A document depicting an Amazon RDS bridge with separate tables/schemas.

Amazon RDS bridge with separate tables/schemas

The preceding figure provides an illustration of this alternate bridge model. Notice that we created databases for each of the tenants, and the tenants then have their own collection of tables. For some SaaS organizations, this scopes the management of their tenant data more naturally, avoiding the need to propagate the naming to individual tables.

This model is appealing, but it may not be the best fit for all flavors of Amazon RDS. Some Amazon RDS containers limit the number of databases/schemas that you can create for an instance. The SQL Server container, for example, allows only 30 databases per instance, which is likely unacceptable for most SaaS environments.

Although the bridge model allows for variation from tenant to tenant, it’s important to know that, typically, you should still adopt policies that try to limit schema changes. Each time you introduce a schema change, you can take on the challenge of successfully migrating your SaaS tenants to the new model without absorbing any downtime. So, although this model simplifies those migrations, it doesn’t promote one-off tenant schemas or regular changes to the representation of your tenant’s data.

Pool model

The pool model for Amazon RDS relies on traditional relational indexing schemes to partition tenant data. As part of moving all the tenant data into a shared infrastructure model, you store the tenant data in a single Amazon RDS instance and the tenants share common tables. These tables are indexed with a unique tenant identifier that is used to access and manage each tenant’s data.

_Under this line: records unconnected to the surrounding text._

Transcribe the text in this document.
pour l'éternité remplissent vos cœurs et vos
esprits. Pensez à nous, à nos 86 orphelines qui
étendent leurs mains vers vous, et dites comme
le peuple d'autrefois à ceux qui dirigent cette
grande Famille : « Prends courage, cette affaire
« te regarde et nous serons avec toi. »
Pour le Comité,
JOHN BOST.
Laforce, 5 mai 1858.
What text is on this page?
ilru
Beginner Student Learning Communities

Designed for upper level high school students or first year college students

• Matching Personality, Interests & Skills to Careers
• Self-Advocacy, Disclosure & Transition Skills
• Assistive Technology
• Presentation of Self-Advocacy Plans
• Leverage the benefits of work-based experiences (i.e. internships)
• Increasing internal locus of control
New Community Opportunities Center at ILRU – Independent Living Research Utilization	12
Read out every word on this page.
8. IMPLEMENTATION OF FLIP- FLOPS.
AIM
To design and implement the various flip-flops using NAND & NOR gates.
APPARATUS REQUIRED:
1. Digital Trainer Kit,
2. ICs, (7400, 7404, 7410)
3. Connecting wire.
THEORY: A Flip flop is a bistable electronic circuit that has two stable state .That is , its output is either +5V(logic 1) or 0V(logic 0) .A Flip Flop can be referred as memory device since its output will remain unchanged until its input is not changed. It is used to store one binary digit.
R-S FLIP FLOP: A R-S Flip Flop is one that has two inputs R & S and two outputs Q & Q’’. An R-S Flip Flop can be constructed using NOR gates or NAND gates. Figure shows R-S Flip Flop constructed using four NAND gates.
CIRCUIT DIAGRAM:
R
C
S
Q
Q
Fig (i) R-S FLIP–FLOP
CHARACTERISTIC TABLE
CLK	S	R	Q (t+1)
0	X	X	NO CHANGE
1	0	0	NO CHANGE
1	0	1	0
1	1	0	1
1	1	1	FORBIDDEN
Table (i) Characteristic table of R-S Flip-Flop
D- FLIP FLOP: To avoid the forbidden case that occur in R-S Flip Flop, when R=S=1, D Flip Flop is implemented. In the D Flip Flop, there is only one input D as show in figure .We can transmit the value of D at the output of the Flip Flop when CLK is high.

A diagram depicting an Amazon RDS pool model with shared schema .

Amazon RDS pool model with shared schema

The preceding figure provides an example of the pool model in action. Here a single Amazon RDS instance with one Customer table holds data for all of the application’s tenants. Amazon RDS is an RDBMS, so all tenants must use the same schema version. Amazon RDS is not like DynamoDB, which has a flexible schema that allows each tenant to have a unique schema within a single table.

Factoring in single instance limits

Many of the models we described concentrate heavily on storing data in a single instance and partitioning data within that instance. Depending on the size and performance needs of your SaaS environment, using a single instance might not fit the profile of your tenant data. Amazon RDS has limits on the amount of data that can be stored in a single instance. The following is a breakdown of the limits:

  • Aurora – 128 TB

  • MariaDB – 64 TB

  • Microsoft SQL Server – 16 TB

  • MySQL – 64 TB

  • Oracle – 64 TB

  • PostgreSQL – 64 TB

In addition, a single instance introduces resource contention issues (CPU, memory, I/O).

In scenarios where a single instance is impractical, the natural extension is to introduce a sharding scheme where your tenant data is distributed across multiple instances. With this approach, you start with a small collection of sharded instances. Then, continually observe the profile of your tenant data and expand the number of instances to ensure that no single instance reaches limits or becomes a bottleneck.

Weighing the tradeoffs

The tradeoffs of using Amazon RDS are fairly straightforward. The primary theme is often more about trading management and provisioning complexity for agility. Overall, the pain points of provisioning automation are likely lower with the silo model on Amazon RDS. However, the cost and management efficiency associated with the pool model is often compelling. This is especially significant as you think about how these models will align with your continuous delivery environment.